¹Regensburg, München

Congress Abstract

Introduction: The plasminogen system is involved in proteolysis in brain injury and inflammation and may also contribute to the pathogenesis of neurodegenerative diseases as has recently been shown in Alzheimers disease and Creutzfeldt-Jacob disease. As yet, there has been little investigation of the role of the plasminogen activator system in amyotrophic lateral sclerosis (ALS).

Methods: We used zymography and PCR to analyze the expression of Urinary-type plasminogen activator (uPA) and its receptor (uPAR) in spinal cord tissue from G93A mice.

Results: PCR analysis of spinal cord of G93A mice showed, that expression of uPAR was increased during the progression of disease. Moreover uPA expression was increased in the spinal cord of G93A mice as compared to controls.

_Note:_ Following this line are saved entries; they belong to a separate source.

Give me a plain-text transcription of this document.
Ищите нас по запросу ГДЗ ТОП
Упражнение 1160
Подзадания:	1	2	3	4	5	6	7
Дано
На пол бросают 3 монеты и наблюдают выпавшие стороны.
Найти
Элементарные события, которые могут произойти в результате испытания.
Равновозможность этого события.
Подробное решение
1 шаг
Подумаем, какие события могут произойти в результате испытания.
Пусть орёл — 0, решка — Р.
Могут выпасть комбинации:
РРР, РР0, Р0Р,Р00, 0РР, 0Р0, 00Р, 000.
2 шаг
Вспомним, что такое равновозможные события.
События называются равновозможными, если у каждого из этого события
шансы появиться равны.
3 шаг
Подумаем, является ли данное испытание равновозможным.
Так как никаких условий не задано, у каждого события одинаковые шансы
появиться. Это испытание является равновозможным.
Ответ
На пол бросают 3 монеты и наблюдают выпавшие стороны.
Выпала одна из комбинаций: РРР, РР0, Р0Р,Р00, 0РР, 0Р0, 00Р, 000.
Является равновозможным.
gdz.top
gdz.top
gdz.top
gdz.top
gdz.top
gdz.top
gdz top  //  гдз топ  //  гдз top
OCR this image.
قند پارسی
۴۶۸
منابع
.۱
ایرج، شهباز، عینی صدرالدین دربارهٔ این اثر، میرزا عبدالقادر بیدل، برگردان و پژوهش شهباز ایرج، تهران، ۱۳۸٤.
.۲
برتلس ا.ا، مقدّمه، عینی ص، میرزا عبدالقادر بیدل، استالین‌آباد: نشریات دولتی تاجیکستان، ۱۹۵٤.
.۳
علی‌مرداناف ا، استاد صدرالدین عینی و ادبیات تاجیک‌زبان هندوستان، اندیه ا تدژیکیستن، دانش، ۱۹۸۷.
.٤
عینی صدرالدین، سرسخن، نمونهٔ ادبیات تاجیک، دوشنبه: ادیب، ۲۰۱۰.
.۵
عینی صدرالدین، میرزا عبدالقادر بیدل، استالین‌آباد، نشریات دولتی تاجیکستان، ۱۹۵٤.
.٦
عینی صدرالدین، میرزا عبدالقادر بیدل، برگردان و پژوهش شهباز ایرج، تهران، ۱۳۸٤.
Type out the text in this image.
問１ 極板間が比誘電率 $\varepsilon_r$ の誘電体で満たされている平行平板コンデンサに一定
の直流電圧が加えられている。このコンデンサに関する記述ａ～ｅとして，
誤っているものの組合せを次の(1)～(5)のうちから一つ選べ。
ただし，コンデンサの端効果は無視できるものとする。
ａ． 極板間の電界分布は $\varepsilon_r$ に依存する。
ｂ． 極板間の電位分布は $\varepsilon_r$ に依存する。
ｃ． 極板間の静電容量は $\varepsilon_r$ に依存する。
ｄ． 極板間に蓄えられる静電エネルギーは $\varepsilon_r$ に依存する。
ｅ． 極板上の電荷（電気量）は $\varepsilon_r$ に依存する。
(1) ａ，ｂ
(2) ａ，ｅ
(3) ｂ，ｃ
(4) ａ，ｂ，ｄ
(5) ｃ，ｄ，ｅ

Treatment with an uPA-inhibitor did prolong survival time in G93A mice as compared to untreated animals (135 vs. 126 days).

Conclusions: Our experiments show, that uPAR and uPA are expressed in an animal model of ALS and treatment may extend survival time. Further studies are necessary to determine, whether treatment with an uPA inhibitor could provide a useful adjuvant therapeutic strategy in ALS.